Patients with multiple sclerosis have new ways to self-report outcome measures for sleep and sleepiness.
Multiple sclerosis (MS) patients have new ways to self-report outcome measures for sleep and sleepiness. The new scales were developed by Roger Mills, PhD, of the Lancashire Teaching Hospitals NHS Foundations Trust, Department of Neurology in Lancashire, UK, and colleagues. A paper describing their work was published in the Multiple Sclerosis Journal -- Experimental, Translational and Clinical recently.
The researchers say, “Despite the importance of sleep disturbance in MS, there is currently no MS-specific scale for measuring sleepiness or quality of nocturnal sleep.” They go on to say that when instruments not specifically designed for people with neurological problems are used, the results must be viewed cautiously. They go on to say, “During the construction of the Neurological Fatigue Index for MS (NFI-MS), two such sleep-related scales were identified -- a relief by diurnal sleep or rest scale and an abnormal nocturnal sleep scale -- but it was concluded that further development of these was required.”

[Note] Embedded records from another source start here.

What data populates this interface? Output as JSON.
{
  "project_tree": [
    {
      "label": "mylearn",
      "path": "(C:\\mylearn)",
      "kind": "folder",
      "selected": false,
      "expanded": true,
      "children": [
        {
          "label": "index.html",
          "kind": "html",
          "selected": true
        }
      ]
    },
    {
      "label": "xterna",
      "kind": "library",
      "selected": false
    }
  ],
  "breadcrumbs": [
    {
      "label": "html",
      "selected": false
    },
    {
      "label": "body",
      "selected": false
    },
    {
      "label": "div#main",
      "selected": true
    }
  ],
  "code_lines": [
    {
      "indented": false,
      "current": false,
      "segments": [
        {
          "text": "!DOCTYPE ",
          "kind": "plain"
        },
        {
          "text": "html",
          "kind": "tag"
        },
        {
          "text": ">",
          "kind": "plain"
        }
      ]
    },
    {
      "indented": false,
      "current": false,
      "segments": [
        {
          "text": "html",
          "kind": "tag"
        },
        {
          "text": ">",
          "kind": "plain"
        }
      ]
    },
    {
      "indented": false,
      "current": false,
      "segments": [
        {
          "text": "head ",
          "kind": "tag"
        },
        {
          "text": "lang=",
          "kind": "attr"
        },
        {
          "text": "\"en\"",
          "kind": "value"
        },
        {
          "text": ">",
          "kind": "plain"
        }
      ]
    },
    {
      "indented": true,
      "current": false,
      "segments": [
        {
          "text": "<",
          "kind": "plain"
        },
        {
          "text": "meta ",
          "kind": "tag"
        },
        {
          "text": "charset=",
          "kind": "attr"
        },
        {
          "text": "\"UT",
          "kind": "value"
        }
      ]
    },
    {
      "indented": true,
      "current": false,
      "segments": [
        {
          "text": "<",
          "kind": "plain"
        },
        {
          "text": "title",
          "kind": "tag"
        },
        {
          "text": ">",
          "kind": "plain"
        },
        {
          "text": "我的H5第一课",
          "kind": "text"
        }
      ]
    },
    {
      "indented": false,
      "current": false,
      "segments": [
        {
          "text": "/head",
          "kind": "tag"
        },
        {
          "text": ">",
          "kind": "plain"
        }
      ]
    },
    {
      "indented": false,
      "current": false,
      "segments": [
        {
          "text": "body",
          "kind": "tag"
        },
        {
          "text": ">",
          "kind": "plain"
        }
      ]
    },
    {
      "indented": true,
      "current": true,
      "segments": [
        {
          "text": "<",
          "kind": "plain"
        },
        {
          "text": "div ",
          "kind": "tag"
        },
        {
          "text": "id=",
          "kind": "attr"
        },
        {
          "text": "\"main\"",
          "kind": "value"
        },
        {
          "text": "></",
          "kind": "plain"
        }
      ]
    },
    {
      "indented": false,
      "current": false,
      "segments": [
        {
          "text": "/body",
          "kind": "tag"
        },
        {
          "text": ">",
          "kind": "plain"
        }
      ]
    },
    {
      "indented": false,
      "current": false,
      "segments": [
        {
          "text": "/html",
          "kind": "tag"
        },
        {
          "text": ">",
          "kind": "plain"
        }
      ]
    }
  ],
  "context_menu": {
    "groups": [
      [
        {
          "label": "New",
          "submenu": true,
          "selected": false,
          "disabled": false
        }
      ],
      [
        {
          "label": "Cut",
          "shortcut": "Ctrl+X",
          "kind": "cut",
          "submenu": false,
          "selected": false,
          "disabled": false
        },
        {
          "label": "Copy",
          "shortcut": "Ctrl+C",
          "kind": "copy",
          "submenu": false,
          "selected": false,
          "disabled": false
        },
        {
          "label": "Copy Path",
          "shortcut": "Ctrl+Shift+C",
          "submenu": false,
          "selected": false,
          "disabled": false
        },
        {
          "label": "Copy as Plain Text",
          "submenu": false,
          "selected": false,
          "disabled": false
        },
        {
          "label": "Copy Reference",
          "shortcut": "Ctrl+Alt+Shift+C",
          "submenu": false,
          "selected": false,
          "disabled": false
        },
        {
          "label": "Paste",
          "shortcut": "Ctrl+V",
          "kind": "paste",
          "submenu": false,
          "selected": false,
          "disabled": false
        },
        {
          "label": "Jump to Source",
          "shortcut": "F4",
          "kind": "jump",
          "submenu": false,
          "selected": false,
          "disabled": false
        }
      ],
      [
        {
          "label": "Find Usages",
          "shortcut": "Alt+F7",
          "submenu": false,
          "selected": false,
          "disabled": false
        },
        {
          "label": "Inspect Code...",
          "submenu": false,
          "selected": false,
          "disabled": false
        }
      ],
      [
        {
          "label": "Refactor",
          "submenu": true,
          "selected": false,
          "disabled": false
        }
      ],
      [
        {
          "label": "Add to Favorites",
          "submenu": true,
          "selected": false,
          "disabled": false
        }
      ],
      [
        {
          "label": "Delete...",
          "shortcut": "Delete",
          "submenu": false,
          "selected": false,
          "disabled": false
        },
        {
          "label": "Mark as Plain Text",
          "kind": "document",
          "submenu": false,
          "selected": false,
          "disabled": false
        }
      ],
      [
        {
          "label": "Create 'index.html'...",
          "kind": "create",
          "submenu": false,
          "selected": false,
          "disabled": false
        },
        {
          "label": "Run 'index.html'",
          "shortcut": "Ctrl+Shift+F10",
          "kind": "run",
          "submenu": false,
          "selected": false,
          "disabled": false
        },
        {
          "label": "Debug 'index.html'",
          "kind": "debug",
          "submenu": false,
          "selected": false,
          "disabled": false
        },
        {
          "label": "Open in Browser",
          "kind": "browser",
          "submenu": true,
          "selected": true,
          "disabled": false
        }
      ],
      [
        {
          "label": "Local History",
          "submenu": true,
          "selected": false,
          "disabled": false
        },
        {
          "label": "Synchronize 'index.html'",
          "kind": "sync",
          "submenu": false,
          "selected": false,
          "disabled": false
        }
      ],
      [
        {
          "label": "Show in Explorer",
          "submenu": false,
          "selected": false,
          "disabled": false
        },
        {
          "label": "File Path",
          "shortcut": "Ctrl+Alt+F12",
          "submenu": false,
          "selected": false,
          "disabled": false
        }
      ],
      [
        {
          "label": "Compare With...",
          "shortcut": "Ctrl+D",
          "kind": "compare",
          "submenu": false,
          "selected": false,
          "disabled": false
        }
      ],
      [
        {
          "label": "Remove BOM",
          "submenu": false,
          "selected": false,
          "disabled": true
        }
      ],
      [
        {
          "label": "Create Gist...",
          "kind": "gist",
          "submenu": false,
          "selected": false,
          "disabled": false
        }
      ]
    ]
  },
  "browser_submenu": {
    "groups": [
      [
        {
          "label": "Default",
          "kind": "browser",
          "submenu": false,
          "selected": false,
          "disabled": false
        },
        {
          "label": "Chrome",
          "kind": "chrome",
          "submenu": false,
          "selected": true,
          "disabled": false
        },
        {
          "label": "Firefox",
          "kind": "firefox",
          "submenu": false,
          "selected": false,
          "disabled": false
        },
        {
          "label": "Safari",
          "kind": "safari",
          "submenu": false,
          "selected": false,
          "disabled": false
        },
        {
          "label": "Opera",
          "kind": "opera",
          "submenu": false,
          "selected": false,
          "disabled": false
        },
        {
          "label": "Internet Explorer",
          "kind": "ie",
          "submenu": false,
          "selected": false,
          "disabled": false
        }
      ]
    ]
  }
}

The objective of the current paper was to take those two scales further. They say, “with the objective of achieving high psychometric validity, including fit to the Rasch measurement model.”
The work was done in several stages: the qualitative phase, in which 40 subjects were interviewed; the main data sample, which included data from 722 individuals who had received packs of surveys; the qualitative analysis; and the psychometric analyses.
The authors say, “a suite of short, simple, patient-based, MS-specific self-report scales was developed which measured diurnal sleepiness, non-restorative nocturnal sleep and fragmented nocturnal sleep.” These scales met the Rasch analysis, which is required by the US Food and Drug Administration’s guidelines for patient-reported outcome measures. Furthermore, the researchers say, “The scales provided valid measurement for patients of any age, sex, disease type, and disability level.” They are called, collectively, the Neurological Sleep Index for MS.
“It is intended that the suite of scales will allow sophisticated interrogation of the relationships between sleep dysfunction and other clinical features of MS at both an individual and population-based level,” conclude the researchers.